A pesquisa sugere que o Estado se empenhe no combate à ociosidade do preso investindo na ampliação de oportunidades de trabalho e estudo (hoje existem, mas faltam vagas) e atue para reduzir o estigma dos ex-condenados junto à sociedade.

Também incentiva a motivação individual do preso, a aproximação da família e da religião, e o fim do tráfico e uso de drogas dentro das cadeias, que embora proibidos, foram amplamente identificados.

Os pesquisadores também apontam a necessidade de um plano nacional de execução penal e de planos estaduais para regulamentar e padronizar o tratamento penal.

Outras sugestões são políticas de reintegração do egresso na sociedade baseadas no tipo de crime cometido, atuação de conselhos de comunidade junto às varas de execução penal, programas e projetos que atentem para condição juvenil do preso e mais informações e avaliações para embasar políticas públicas.

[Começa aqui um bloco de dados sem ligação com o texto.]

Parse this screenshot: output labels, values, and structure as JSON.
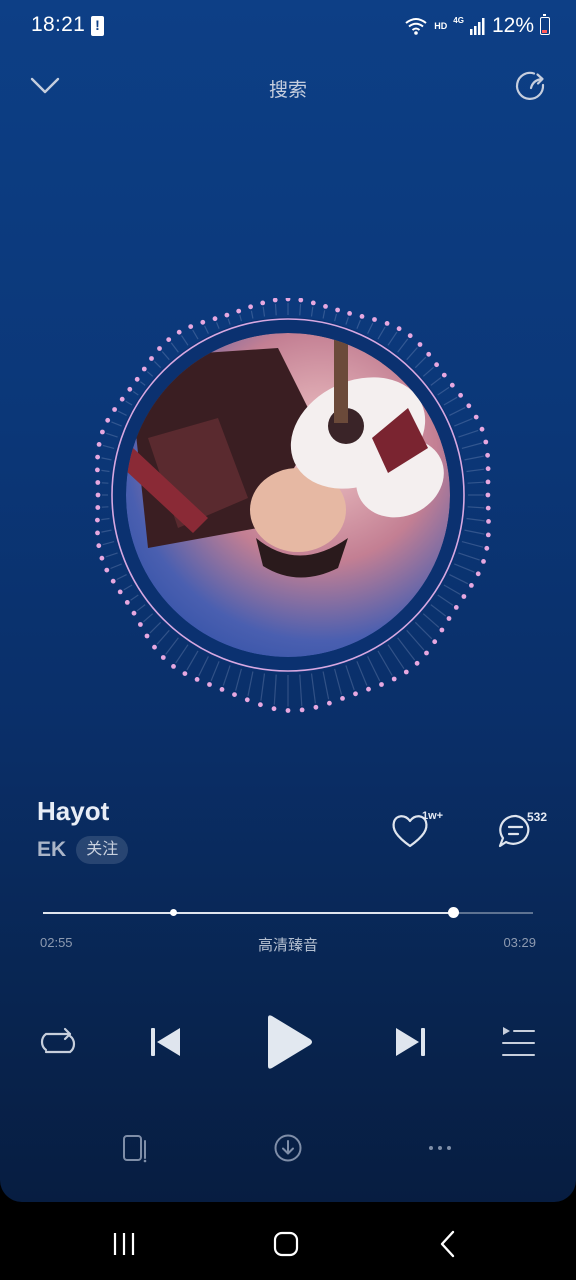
{
  "status_bar": {
    "time": "18:21",
    "network_hd": "HD",
    "network_type": "4G",
    "battery": "12%"
  },
  "header": {
    "title": "搜索"
  },
  "song": {
    "title": "Hayot",
    "artist": "EK",
    "follow_label": "关注",
    "likes_count": "1w+",
    "comments_count": "532"
  },
  "progress": {
    "current_time": "02:55",
    "total_time": "03:29",
    "quality_label": "高清臻音",
    "played_fraction": 0.837,
    "marker_fraction": 0.267
  },
  "colors": {
    "background_top": "#0d3f86",
    "background_bottom": "#071d41",
    "ring_dots": "#e7a8e0",
    "text_primary": "#e8edf6",
    "text_secondary": "#aab5c8"
  },
  "icons": {
    "collapse": "chevron-down-icon",
    "share": "share-icon",
    "like": "heart-icon",
    "comment": "comment-icon",
    "repeat": "repeat-icon",
    "previous": "skip-previous-icon",
    "play": "play-icon",
    "next": "skip-next-icon",
    "playlist": "playlist-icon",
    "device": "device-icon",
    "download": "download-icon",
    "more": "more-icon"
  }
}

Citado diversas vezes por seu papel na elaboração de políticas e projetos de atenção ao preso e ao sistema carcerário, o CNJ continua agindo para ajudar a mudar essa realidade, como nos projetos Cidadania nos Presídios e Audiências de Custódia.

“O CNJ propõe, desde o Poder Judiciário, uma atuação diferenciada nas duas pontas do sistema de justiça, marcando a presença do Estado de modo articulado, sistemático e efetivo, individualizando a intervenção e cobrando a responsabilidade da pessoa que se submete ao sistema de justiça”, analisa Lanfredi.